One of the biggest portions of the fandom surrounding these comics has little to nothing to do with the actual Warriors series characters. Many popular comics related to the Warriors fanbase are barely relevant to Warriors at all – fan-made comics, set in the Warriors universe but built around the stories of original characters, are thriving even nineteen years after the release of the first Warriors book. Additionally, some fans create comics based on ‘rewritings’ of the series, or just exploring parts of the books that weren’t detailed in canon. While, of course, these fan-made comics can’t be published – original characters or not, the universe and worldbuilding aspects still belong to Erin Hunter – that doesn’t mean they aren’t read and beloved by many, hosted on various sites like Twitter, Wattpad, and others to be enjoyed. Some even find these stories preferable; they may have fewer characters to make things confusing than the sprawling arcs of canon Warriors books, or more adult plots than the original series.

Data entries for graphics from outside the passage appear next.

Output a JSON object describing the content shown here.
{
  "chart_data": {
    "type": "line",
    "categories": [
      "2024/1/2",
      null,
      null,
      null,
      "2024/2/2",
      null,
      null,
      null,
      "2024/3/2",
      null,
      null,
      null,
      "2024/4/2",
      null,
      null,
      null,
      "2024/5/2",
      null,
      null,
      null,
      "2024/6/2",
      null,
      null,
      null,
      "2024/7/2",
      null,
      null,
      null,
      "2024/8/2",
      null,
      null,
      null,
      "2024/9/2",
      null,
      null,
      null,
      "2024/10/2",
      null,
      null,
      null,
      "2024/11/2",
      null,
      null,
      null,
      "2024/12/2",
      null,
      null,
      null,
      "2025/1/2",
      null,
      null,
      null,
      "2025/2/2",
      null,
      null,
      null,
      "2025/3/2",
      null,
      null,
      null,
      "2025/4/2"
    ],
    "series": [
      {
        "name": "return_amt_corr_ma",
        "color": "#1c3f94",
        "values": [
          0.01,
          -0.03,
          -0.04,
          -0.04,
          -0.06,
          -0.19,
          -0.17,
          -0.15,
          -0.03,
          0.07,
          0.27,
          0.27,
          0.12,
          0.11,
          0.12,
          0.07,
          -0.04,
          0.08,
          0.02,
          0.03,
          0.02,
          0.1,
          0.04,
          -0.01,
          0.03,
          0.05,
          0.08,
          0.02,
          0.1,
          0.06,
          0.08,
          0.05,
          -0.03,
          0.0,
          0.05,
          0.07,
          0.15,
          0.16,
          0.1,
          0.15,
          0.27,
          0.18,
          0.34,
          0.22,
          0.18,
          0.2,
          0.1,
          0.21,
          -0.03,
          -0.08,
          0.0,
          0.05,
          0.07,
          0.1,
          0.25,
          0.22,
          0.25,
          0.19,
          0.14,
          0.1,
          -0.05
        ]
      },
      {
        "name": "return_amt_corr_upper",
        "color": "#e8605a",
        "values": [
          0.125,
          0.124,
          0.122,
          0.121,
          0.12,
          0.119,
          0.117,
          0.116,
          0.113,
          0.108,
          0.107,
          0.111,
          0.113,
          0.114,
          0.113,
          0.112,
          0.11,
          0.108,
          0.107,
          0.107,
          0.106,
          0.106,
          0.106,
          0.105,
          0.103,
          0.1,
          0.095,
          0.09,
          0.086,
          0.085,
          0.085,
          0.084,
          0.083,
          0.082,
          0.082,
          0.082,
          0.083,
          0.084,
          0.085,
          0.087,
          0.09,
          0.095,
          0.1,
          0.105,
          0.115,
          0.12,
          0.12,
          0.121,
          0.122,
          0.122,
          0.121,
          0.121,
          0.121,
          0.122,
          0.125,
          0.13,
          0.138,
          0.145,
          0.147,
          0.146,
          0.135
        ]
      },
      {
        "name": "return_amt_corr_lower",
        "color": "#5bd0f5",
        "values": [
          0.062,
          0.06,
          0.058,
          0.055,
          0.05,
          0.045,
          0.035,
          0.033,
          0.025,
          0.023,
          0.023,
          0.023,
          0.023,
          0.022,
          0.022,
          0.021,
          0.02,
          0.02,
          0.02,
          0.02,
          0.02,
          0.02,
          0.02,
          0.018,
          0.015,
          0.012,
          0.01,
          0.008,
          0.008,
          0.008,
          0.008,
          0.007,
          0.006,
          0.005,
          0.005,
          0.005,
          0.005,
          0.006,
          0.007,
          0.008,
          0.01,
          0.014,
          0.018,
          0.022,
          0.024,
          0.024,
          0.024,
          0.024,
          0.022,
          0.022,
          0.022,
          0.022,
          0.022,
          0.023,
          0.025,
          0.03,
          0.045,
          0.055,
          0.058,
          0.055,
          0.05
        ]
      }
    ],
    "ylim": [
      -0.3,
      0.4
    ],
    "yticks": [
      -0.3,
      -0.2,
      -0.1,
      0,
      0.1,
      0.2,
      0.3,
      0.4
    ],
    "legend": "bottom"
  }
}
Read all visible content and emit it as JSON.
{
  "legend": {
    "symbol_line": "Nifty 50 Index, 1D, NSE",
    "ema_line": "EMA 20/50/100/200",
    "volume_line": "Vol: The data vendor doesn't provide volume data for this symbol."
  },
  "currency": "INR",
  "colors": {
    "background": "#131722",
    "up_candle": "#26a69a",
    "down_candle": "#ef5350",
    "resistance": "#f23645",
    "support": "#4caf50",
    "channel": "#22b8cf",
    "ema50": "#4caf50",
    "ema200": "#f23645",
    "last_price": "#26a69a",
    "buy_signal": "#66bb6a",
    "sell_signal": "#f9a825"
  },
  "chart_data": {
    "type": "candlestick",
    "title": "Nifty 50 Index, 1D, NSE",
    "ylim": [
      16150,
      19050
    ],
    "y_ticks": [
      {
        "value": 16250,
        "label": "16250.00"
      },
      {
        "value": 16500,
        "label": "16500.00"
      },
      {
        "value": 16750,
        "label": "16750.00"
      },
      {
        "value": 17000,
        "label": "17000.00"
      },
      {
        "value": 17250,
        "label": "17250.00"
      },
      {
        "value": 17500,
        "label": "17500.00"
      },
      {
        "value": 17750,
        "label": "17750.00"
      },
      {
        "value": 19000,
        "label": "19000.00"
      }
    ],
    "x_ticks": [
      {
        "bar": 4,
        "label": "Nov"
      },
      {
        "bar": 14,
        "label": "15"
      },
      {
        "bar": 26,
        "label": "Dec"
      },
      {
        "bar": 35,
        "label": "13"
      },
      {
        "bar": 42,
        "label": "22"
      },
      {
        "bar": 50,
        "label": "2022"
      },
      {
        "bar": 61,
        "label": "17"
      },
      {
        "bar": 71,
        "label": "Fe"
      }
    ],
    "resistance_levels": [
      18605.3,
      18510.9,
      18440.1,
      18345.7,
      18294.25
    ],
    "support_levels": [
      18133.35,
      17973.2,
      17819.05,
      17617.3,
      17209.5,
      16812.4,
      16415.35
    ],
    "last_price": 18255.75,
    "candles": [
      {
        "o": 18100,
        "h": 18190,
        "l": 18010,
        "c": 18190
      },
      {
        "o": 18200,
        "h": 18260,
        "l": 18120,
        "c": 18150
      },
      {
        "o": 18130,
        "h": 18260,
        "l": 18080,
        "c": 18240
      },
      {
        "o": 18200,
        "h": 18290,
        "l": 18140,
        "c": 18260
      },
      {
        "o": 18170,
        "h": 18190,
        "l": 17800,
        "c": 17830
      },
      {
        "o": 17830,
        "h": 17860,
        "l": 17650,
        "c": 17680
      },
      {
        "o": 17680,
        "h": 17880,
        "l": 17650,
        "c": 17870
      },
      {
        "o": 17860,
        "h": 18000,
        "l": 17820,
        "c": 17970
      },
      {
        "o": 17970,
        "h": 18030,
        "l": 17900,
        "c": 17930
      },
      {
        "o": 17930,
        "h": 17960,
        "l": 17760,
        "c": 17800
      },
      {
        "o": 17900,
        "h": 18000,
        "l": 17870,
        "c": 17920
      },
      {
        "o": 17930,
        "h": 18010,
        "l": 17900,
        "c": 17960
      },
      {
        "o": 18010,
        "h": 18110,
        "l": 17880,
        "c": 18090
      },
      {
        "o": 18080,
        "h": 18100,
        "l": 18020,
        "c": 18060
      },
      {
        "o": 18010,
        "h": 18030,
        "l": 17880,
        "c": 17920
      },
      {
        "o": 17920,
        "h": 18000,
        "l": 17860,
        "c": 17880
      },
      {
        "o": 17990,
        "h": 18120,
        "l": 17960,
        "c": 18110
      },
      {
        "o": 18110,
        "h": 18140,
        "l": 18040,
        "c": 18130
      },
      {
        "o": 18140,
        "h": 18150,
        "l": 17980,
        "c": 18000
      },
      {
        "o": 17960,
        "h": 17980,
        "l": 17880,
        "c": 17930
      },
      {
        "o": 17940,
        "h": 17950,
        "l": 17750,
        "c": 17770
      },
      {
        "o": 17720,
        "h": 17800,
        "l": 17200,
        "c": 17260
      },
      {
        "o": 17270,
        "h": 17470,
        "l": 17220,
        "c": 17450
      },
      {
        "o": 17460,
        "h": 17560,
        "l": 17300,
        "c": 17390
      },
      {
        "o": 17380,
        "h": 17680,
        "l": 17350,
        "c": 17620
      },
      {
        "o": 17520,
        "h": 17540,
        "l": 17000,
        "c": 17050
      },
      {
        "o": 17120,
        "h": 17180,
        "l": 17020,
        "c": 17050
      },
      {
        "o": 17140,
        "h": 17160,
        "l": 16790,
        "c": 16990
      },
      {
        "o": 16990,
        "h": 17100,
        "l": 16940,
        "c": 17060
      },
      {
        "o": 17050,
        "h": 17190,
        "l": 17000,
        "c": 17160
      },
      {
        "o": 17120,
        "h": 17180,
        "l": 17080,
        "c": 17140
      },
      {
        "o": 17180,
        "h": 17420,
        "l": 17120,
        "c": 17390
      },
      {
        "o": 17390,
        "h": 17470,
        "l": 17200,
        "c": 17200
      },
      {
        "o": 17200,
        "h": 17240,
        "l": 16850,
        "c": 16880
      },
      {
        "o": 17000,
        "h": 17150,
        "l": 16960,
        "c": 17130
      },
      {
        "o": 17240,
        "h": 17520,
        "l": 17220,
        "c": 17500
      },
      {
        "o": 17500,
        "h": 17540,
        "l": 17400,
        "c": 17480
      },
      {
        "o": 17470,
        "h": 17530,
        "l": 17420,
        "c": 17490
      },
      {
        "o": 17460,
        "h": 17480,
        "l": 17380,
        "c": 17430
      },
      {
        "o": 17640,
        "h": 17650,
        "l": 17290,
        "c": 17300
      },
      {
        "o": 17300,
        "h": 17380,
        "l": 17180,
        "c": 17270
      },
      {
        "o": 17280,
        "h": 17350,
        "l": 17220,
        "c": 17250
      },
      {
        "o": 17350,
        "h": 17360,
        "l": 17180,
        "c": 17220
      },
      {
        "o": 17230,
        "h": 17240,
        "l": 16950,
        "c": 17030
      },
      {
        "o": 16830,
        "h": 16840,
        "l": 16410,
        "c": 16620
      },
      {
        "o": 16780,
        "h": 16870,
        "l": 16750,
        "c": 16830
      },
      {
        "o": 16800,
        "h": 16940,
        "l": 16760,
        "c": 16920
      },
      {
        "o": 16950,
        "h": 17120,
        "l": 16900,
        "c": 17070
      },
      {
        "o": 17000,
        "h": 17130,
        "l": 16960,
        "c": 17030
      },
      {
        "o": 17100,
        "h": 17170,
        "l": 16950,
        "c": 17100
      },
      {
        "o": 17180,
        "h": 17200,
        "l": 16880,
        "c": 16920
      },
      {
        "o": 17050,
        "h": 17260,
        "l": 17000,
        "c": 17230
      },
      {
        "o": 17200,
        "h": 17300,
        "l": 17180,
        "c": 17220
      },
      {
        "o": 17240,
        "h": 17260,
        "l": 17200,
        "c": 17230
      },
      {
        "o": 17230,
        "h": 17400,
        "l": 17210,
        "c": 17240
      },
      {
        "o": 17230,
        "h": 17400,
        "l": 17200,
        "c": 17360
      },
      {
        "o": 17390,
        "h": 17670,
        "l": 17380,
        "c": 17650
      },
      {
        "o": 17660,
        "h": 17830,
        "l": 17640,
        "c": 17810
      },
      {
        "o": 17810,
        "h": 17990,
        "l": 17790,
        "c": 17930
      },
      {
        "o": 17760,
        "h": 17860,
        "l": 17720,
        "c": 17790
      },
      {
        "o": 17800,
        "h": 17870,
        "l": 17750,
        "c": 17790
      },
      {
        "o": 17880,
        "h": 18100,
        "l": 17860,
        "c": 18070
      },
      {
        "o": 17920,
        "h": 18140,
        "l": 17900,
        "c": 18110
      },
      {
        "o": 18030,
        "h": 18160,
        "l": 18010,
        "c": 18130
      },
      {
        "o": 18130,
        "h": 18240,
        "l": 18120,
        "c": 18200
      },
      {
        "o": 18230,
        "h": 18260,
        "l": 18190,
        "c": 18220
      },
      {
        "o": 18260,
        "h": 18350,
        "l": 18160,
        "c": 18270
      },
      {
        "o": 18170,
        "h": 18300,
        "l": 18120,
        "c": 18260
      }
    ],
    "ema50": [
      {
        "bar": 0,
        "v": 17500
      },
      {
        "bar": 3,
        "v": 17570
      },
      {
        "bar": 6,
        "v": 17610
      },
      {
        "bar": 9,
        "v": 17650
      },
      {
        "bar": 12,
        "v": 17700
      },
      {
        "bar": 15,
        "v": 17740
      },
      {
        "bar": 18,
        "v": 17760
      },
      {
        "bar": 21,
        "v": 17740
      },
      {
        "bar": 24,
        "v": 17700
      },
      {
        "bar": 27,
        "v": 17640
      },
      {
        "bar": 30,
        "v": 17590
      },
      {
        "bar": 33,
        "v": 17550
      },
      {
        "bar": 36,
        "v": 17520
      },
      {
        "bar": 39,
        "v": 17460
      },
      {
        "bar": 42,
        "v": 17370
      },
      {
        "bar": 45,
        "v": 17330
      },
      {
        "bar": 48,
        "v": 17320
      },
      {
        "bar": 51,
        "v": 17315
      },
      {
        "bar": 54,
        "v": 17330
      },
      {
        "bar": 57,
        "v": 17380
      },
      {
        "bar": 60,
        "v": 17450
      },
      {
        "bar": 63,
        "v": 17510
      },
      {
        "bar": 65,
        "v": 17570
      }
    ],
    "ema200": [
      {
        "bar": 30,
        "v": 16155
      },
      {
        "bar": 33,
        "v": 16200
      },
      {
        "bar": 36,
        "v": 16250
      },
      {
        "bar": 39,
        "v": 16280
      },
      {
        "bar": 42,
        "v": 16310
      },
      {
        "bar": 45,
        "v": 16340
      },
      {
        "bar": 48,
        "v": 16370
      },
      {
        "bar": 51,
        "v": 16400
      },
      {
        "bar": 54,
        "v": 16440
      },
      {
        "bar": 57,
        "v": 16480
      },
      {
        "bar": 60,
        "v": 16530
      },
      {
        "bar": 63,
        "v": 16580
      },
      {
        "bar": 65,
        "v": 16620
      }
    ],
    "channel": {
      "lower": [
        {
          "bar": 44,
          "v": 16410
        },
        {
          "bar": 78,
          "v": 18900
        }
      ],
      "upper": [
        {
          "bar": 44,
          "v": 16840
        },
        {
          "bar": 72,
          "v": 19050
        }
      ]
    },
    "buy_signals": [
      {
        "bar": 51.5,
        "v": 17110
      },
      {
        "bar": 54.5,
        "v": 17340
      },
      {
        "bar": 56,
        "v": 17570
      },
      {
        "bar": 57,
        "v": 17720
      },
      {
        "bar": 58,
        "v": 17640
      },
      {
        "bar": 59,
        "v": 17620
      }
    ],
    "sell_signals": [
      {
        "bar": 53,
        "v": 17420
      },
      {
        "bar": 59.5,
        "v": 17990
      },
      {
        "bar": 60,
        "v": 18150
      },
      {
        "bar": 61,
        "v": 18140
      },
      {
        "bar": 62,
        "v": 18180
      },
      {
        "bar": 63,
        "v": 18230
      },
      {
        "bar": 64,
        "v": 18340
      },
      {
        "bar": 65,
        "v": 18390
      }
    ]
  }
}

While the original books certainly depict violence, fan-made comics have the freedom to draw gore as explicitly as desired, as well as darker plots that wouldn’t be able to sneak into even a heavier children’s book.
The sprawling universe of Warriors, lovable and varied cast of characters, and multiple talented artists who contribute to the manga series (which continues to be active – the most recent Warriors manga was published in 2021!) entices readers of all ages, even those who might not want to admit they shed tears over fictional fighting cats, and likely will for generations to come. Despite what may appear to be just another bland animal-centered kids’ story with too much action and not enough plot, the Warriors manga series surprises with loss, love, and plenty of heart.